As you may well have experienced, people can sometimes be fairly puritanical when it comes to motherhood, taking the 'baby comes first' notion very seriously. There are certain risks involved when it comes to what the mother ingests whilst she is pregnant.
Mind website said that they include: possible birth defects, increased risk of miscarriage and premature birth, and withdrawal symptom in the newborn baby.
And, of course, these things should be noted.
However, the website also details the importance of 'looking after yourself and your baby properly.'
They explain, 'If not taking antidepressants would mean you would become unwell or be unable to cope, you may decide that the best thing for you and your baby is to continue taking them.
'Ultimately, you will need to balance the possible risks to your baby against any potential harm in not taking your medication, and come to your own decision about what's best for you, based on your own experience.'
Amanda is someone who has experienced this firsthand, saying in the podcast that:
I didn't get off my antidepressants. It's really for anti-anxiety for me, but I've been taking Lexipro for years and years and years and I didn't get off of it [during pregnancy].
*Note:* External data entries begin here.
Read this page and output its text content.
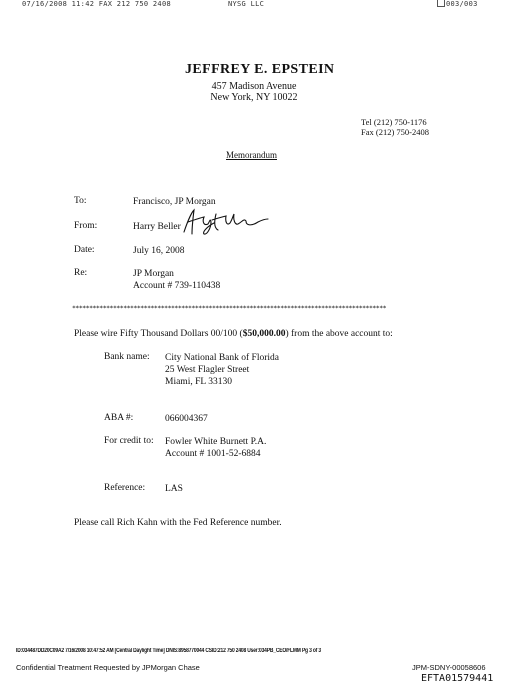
07/16/2008 11:42 FAX 212 750 2408	NYSG LLC	003/003
JEFFREY E. EPSTEIN
457 Madison Avenue
New York, NY 10022
Tel (212) 750-1176
Fax (212) 750-2408
Memorandum
To:	Francisco, JP Morgan
From:	Harry Beller
Date:	July 16, 2008
Re:	JP Morgan
Account # 739-110438
********************************************************************************************
Please wire Fifty Thousand Dollars 00/100 ($50,000.00) from the above account to:
Bank name: City National Bank of Florida
25 West Flagler Street
Miami, FL 33130
ABA #:	066004367
For credit to: Fowler White Burnett P.A.
Account # 1001-52-6884
Reference: LAS
Please call Rich Kahn with the Fed Reference number.
ID:034487DD20C09A2 7/16/2008 10:47:52 AM [Central Daylight Time] DNIS:8958770044 CSID:212 750 2408 User:034PB_CEO/FLMM Pg 3 of 3
Confidential Treatment Requested by JPMorgan Chase	JPM-SDNY-00058606
EFTA01579441
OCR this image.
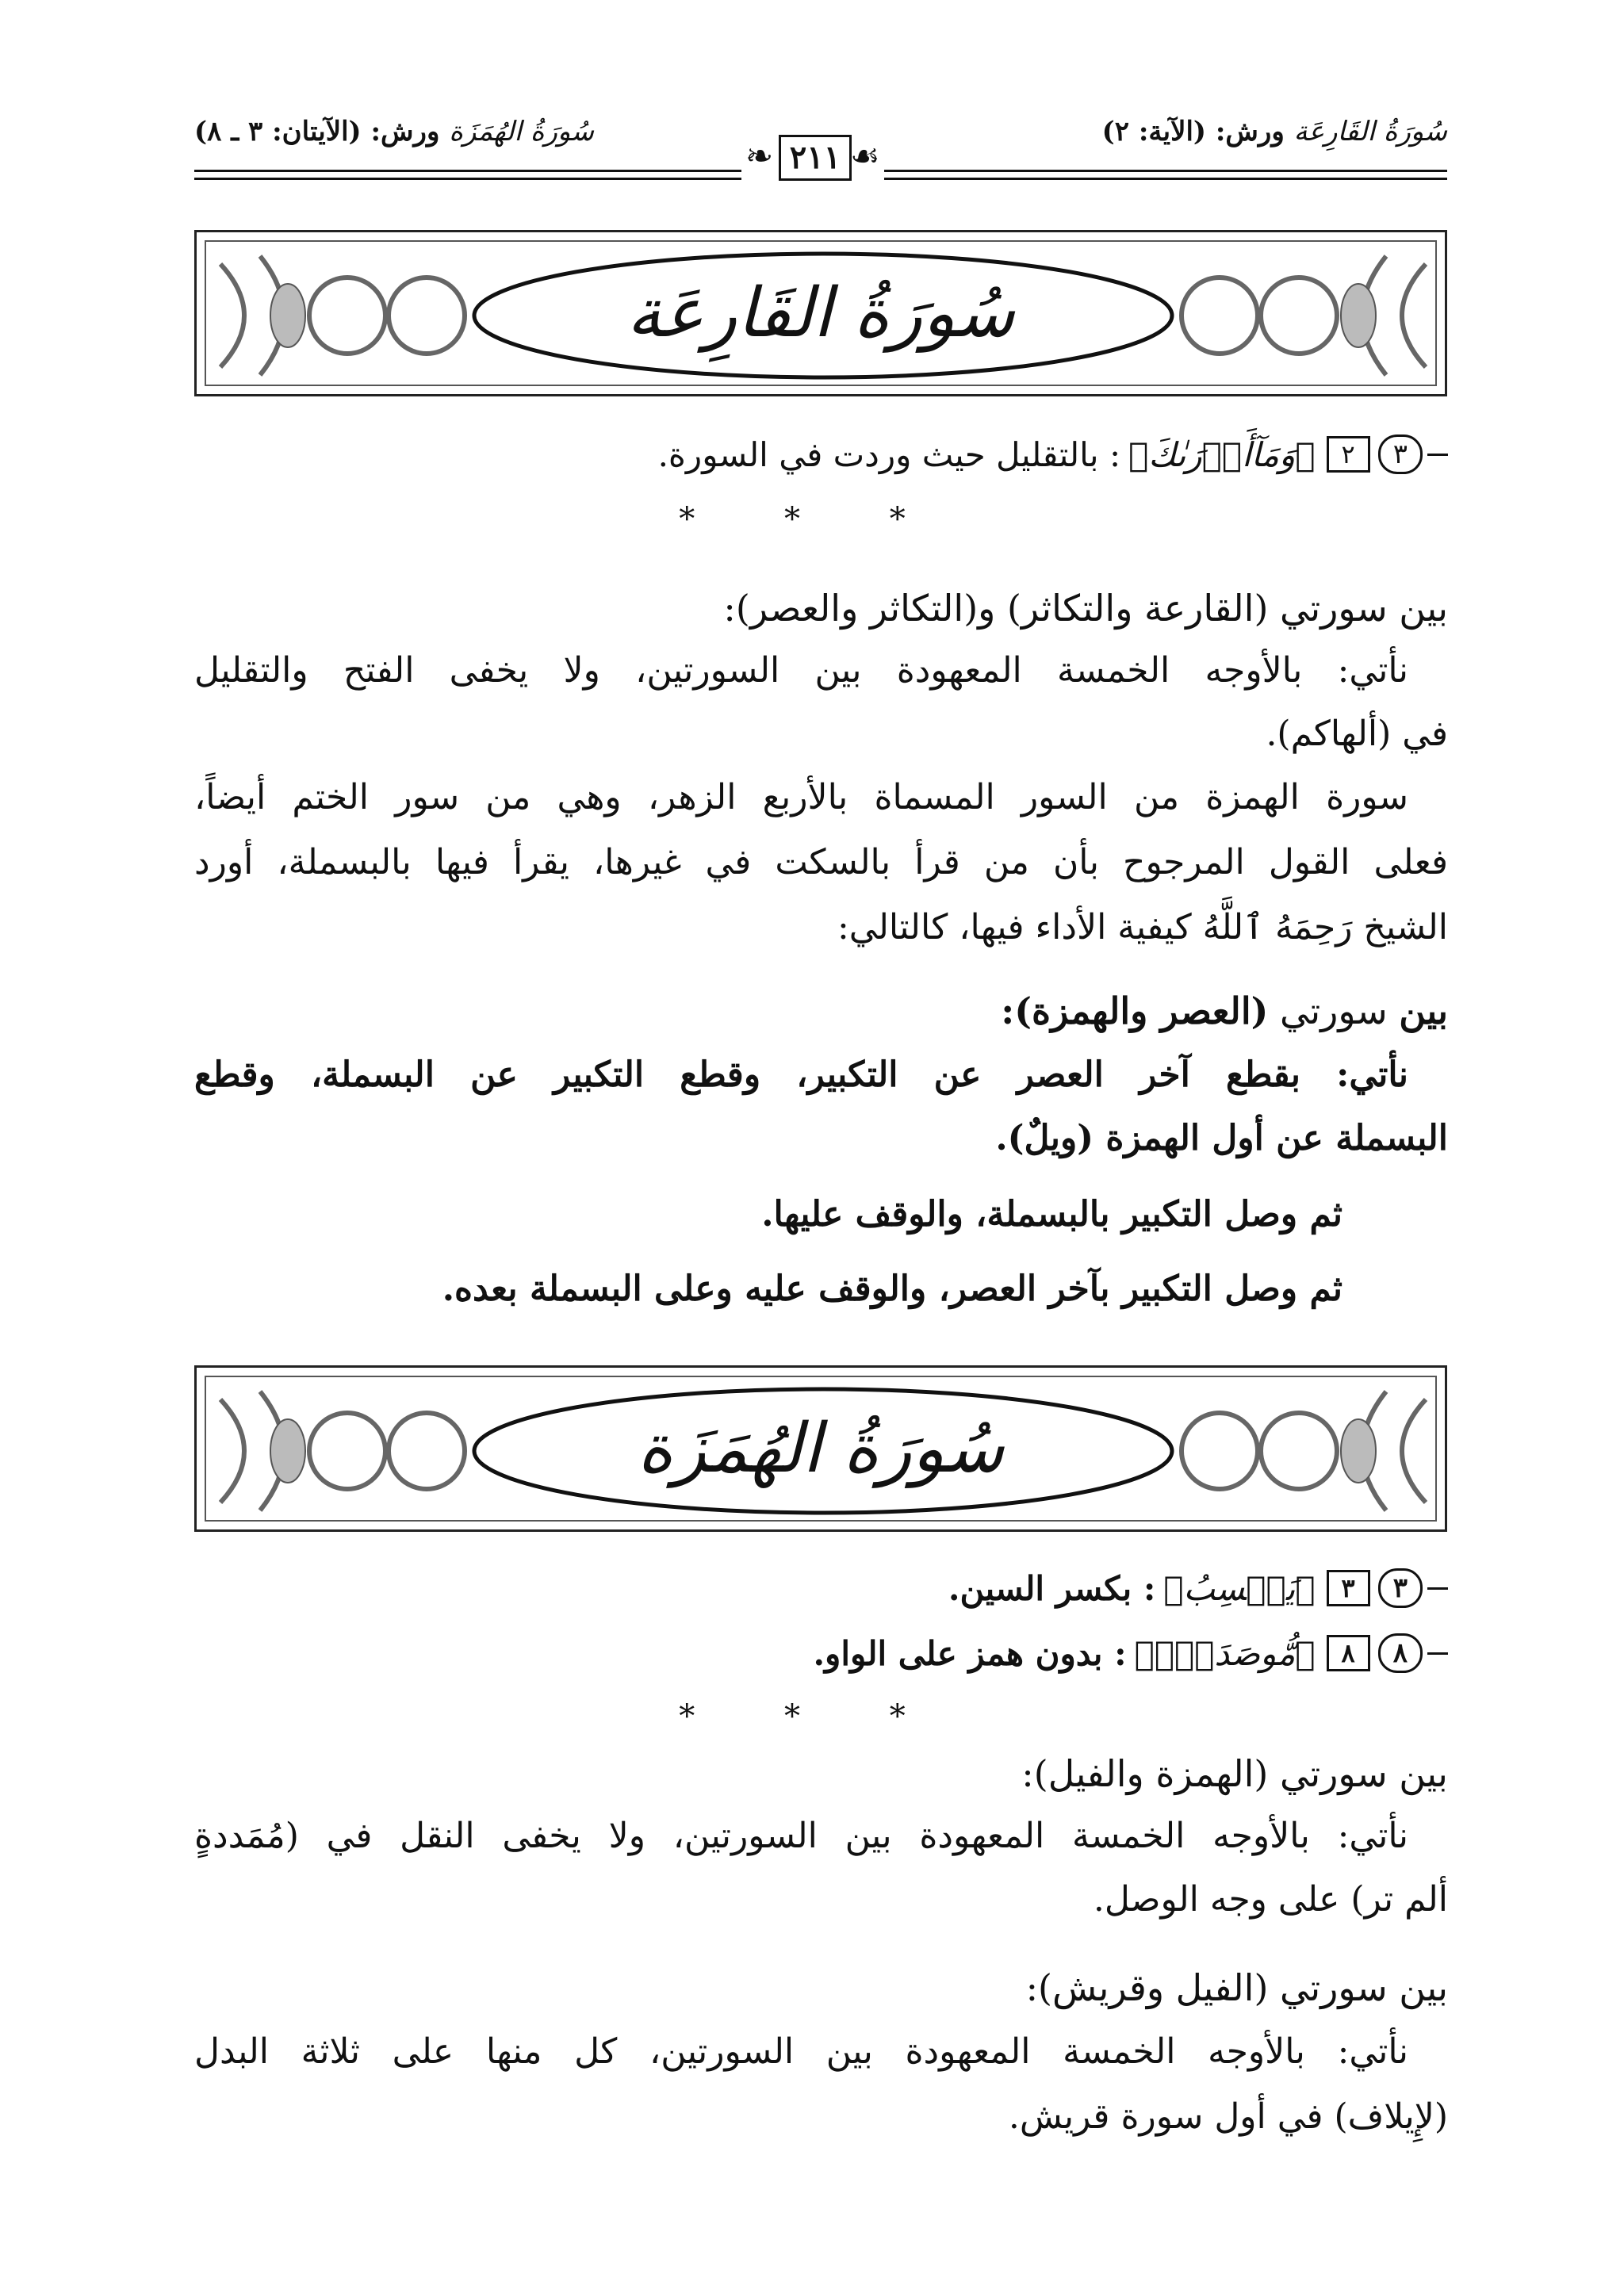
سُورَةُ القَارِعَة ورش: (الآية: ٢)
سُورَةُ الهُمَزَة ورش: (الآيتان: ٣ ـ ٨)
❧ ٢١١ ☙
سُورَةُ القَارِعَة
٣
٢
﴿وَمَآأَدۡرَىٰكَ﴾
: بالتقليل حيث وردت في السورة.
* * *
بين سورتي (القارعة والتكاثر) و(التكاثر والعصر):
نأتي: بالأوجه الخمسة المعهودة بين السورتين، ولا يخفى الفتح والتقليل
في (ألهاكم).
سورة الهمزة من السور المسماة بالأربع الزهر، وهي من سور الختم أيضاً،
فعلى القول المرجوح بأن من قرأ بالسكت في غيرها، يقرأ فيها بالبسملة، أورد
الشيخ رَحِمَهُ ٱللَّهُ كيفية الأداء فيها، كالتالي:
بين سورتي (العصر والهمزة):
نأتي: بقطع آخر العصر عن التكبير، وقطع التكبير عن البسملة، وقطع
البسملة عن أول الهمزة (ويلٌ).
ثم وصل التكبير بالبسملة، والوقف عليها.
ثم وصل التكبير بآخر العصر، والوقف عليه وعلى البسملة بعده.
سُورَةُ الهُمَزَة
٣
٣
﴿يَحۡسِبُ﴾
: بكسر السين.
٨
٨
﴿مُّوصَدَةُۢ﴾
: بدون همز على الواو.
* * *
بين سورتي (الهمزة والفيل):
نأتي: بالأوجه الخمسة المعهودة بين السورتين، ولا يخفى النقل في (مُمَددةٍ
ألم تر) على وجه الوصل.
بين سورتي (الفيل وقريش):
نأتي: بالأوجه الخمسة المعهودة بين السورتين، كل منها على ثلاثة البدل
(لإِيلاف) في أول سورة قريش.
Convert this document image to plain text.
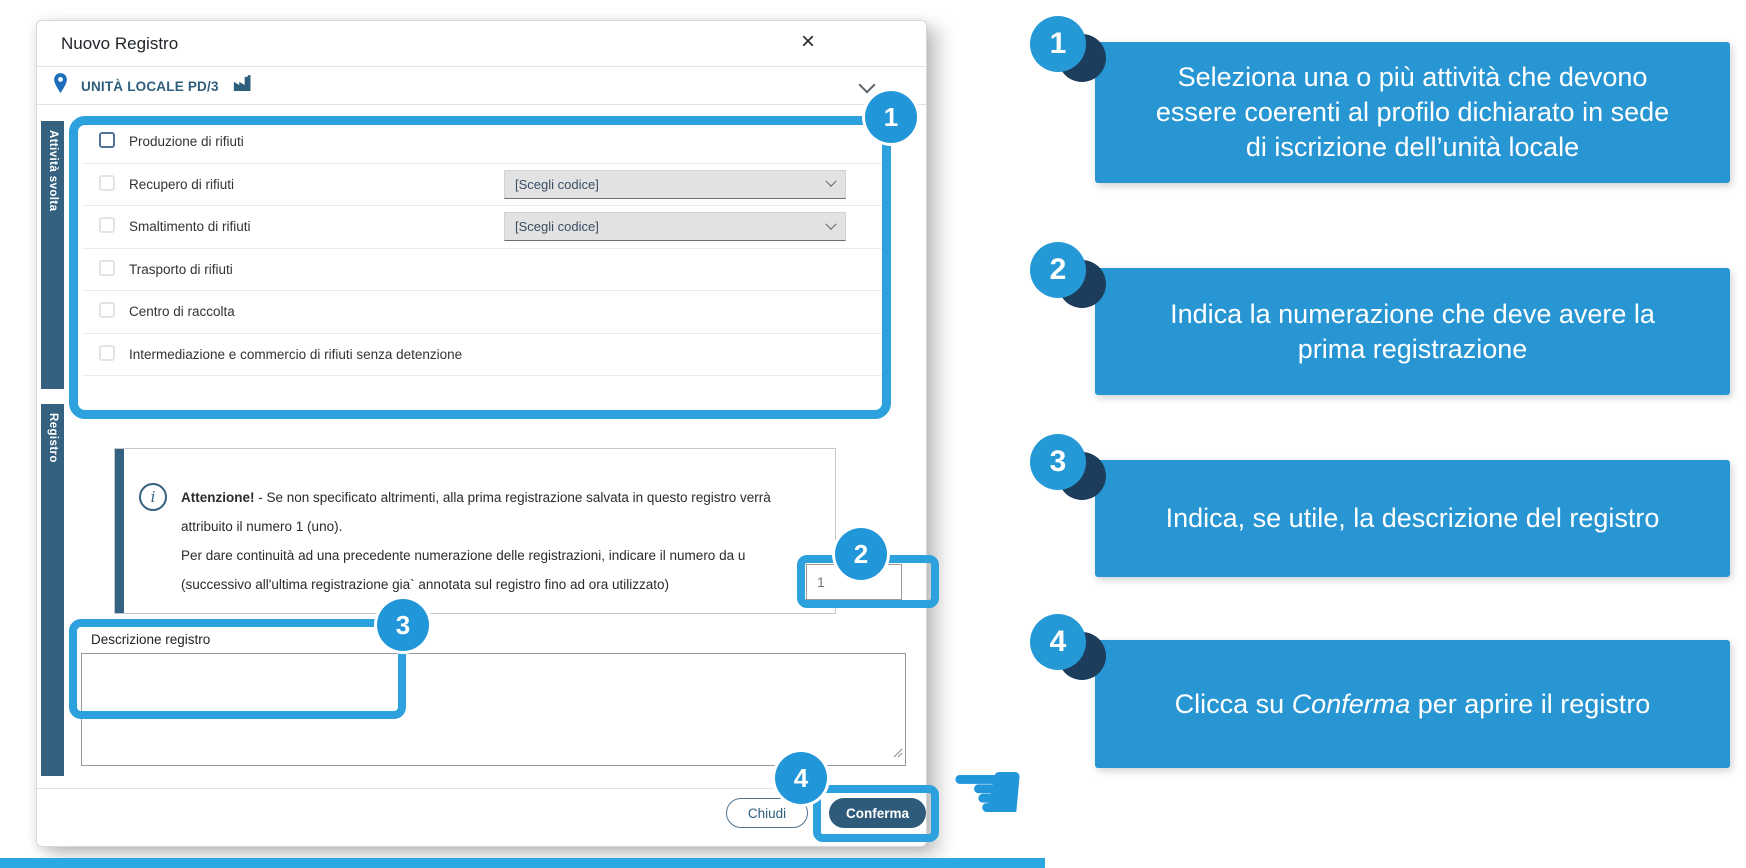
Nuovo Registro	×
UNITÀ LOCALE PD/3
Attività svolta
Registro
Produzione di rifiuti
Recupero di rifiuti	[Scegli codice]
Smaltimento di rifiuti	[Scegli codice]
Trasporto di rifiuti
Centro di raccolta
Intermediazione e commercio di rifiuti senza detenzione
i	Attenzione! - Se non specificato altrimenti, alla prima registrazione salvata in questo registro verrà
attribuito il numero 1 (uno).
Per dare continuità ad una precedente numerazione delle registrazioni, indicare il numero da u
(successivo all'ultima registrazione gia` annotata sul registro fino ad ora utilizzato)	1
Descrizione registro
Chiudi	Conferma
1
2
3
4 ☚
Seleziona una o più attività che devono
essere coerenti al profilo dichiarato in sede
di iscrizione dell’unità locale
1
Indica la numerazione che deve avere la
prima registrazione
2
Indica, se utile, la descrizione del registro
3
Clicca su Conferma per aprire il registro
4
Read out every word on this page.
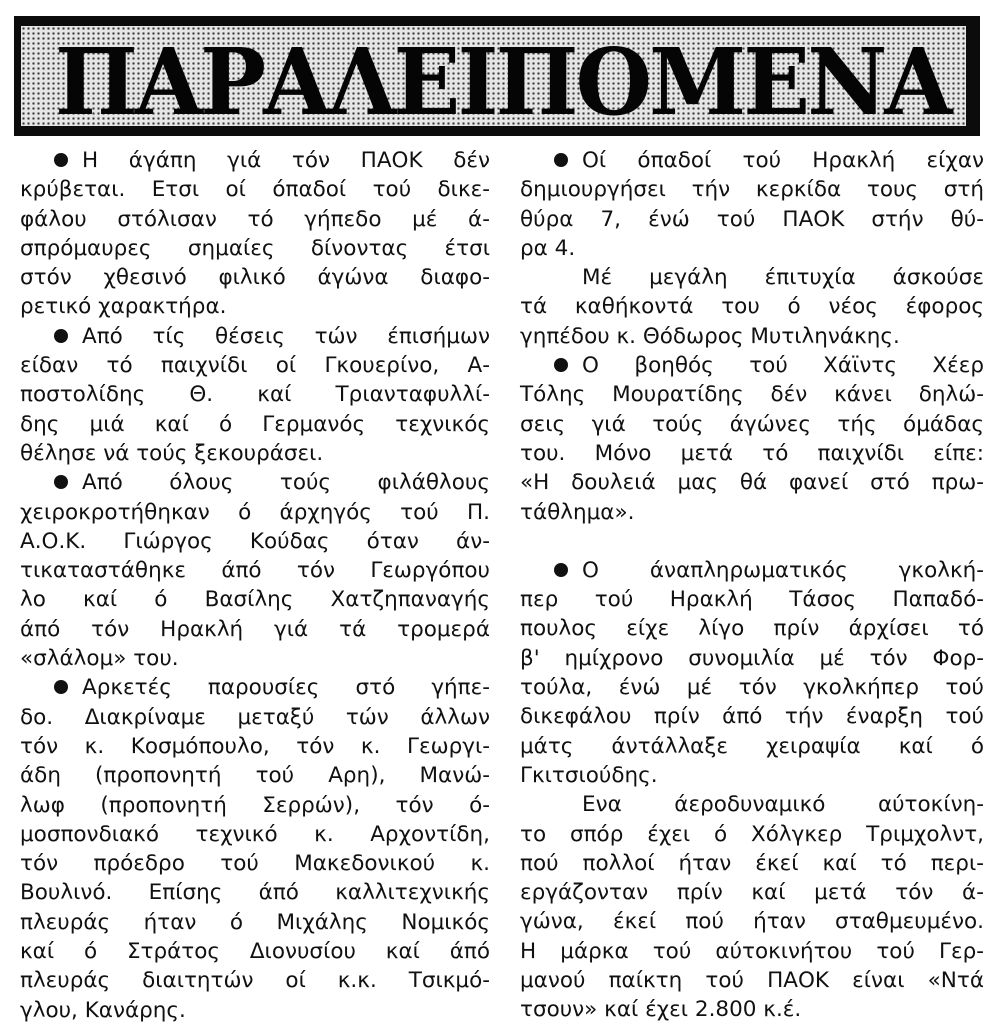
ΠΑΡΑΛΕΙΠΟΜΕΝΑ
Η άγάπη γιά τόν ΠΑΟΚ δέν
κρύβεται. Ετσι οί όπαδοί τού δικε-
φάλου στόλισαν τό γήπεδο μέ ά-
σπρόμαυρες σημαίες δίνοντας έτσι
στόν χθεσινό φιλικό άγώνα διαφο-
ρετικό χαρακτήρα.
Από τίς θέσεις τών έπισήμων
είδαν τό παιχνίδι οί Γκουερίνο, Α-
ποστολίδης Θ. καί Τριανταφυλλί-
δης μιά καί ό Γερμανός τεχνικός
θέλησε νά τούς ξεκουράσει.
Από όλους τούς φιλάθλους
χειροκροτήθηκαν ό άρχηγός τού Π.
Α.Ο.Κ. Γιώργος Κούδας όταν άν-
τικαταστάθηκε άπό τόν Γεωργόπου
λο καί ό Βασίλης Χατζηπαναγής
άπό τόν Ηρακλή γιά τά τρομερά
«σλάλομ» του.
Αρκετές παρουσίες στό γήπε-
δο. Διακρίναμε μεταξύ τών άλλων
τόν κ. Κοσμόπουλο, τόν κ. Γεωργι-
άδη (προπονητή τού Αρη), Μανώ-
λωφ (προπονητή Σερρών), τόν ό-
μοσπονδιακό τεχνικό κ. Αρχοντίδη,
τόν πρόεδρο τού Μακεδονικού κ.
Βουλινό. Επίσης άπό καλλιτεχνικής
πλευράς ήταν ό Μιχάλης Νομικός
καί ό Στράτος Διονυσίου καί άπό
πλευράς διαιτητών οί κ.κ. Τσικμό-
γλου, Κανάρης.
Οί όπαδοί τού Ηρακλή είχαν
δημιουργήσει τήν κερκίδα τους στή
θύρα 7, ένώ τού ΠΑΟΚ στήν θύ-
ρα 4.
Μέ μεγάλη έπιτυχία άσκούσε
τά καθήκοντά του ό νέος έφορος
γηπέδου κ. Θόδωρος Μυτιληνάκης.
Ο βοηθός τού Χάϊντς Χέερ
Τόλης Μουρατίδης δέν κάνει δηλώ-
σεις γιά τούς άγώνες τής όμάδας
του. Μόνο μετά τό παιχνίδι είπε:
«Η δουλειά μας θά φανεί στό πρω-
τάθλημα».
Ο άναπληρωματικός γκολκή-
περ τού Ηρακλή Τάσος Παπαδό-
πουλος είχε λίγο πρίν άρχίσει τό
β' ημίχρονο συνομιλία μέ τόν Φορ-
τούλα, ένώ μέ τόν γκολκήπερ τού
δικεφάλου πρίν άπό τήν έναρξη τού
μάτς άντάλλαξε χειραψία καί ό
Γκιτσιούδης.
Ενα άεροδυναμικό αύτοκίνη-
το σπόρ έχει ό Χόλγκερ Τριμχολντ,
πού πολλοί ήταν έκεί καί τό περι-
εργάζονταν πρίν καί μετά τόν ά-
γώνα, έκεί πού ήταν σταθμευμένο.
Η μάρκα τού αύτοκινήτου τού Γερ-
μανού παίκτη τού ΠΑΟΚ είναι «Ντά
τσουν» καί έχει 2.800 κ.έ.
She was concerned, even with the extremely low dose she was taking, that she would not be able to cope. The actress thought she was 'going to fall apart being pregnant and postpartum.'
Thankfully, however, the experience has 'actually been wonderful' for the new mother.
'I feel better. My hormones have been really good.'
Plenty of women who don't have a history of mental health problems suffer from some kind of mental health issue during or post pregnancy. Though if you are suffering your odds are increased.
Seyfried has made an informed, well thought-out choice about caring for herself whilst caring for another. She has also simultaneously broken certain taboos surrounding motherhood, mental health and medication.
'A healthy parent is a healthy kid', she Seyfried. We couldn't agree more.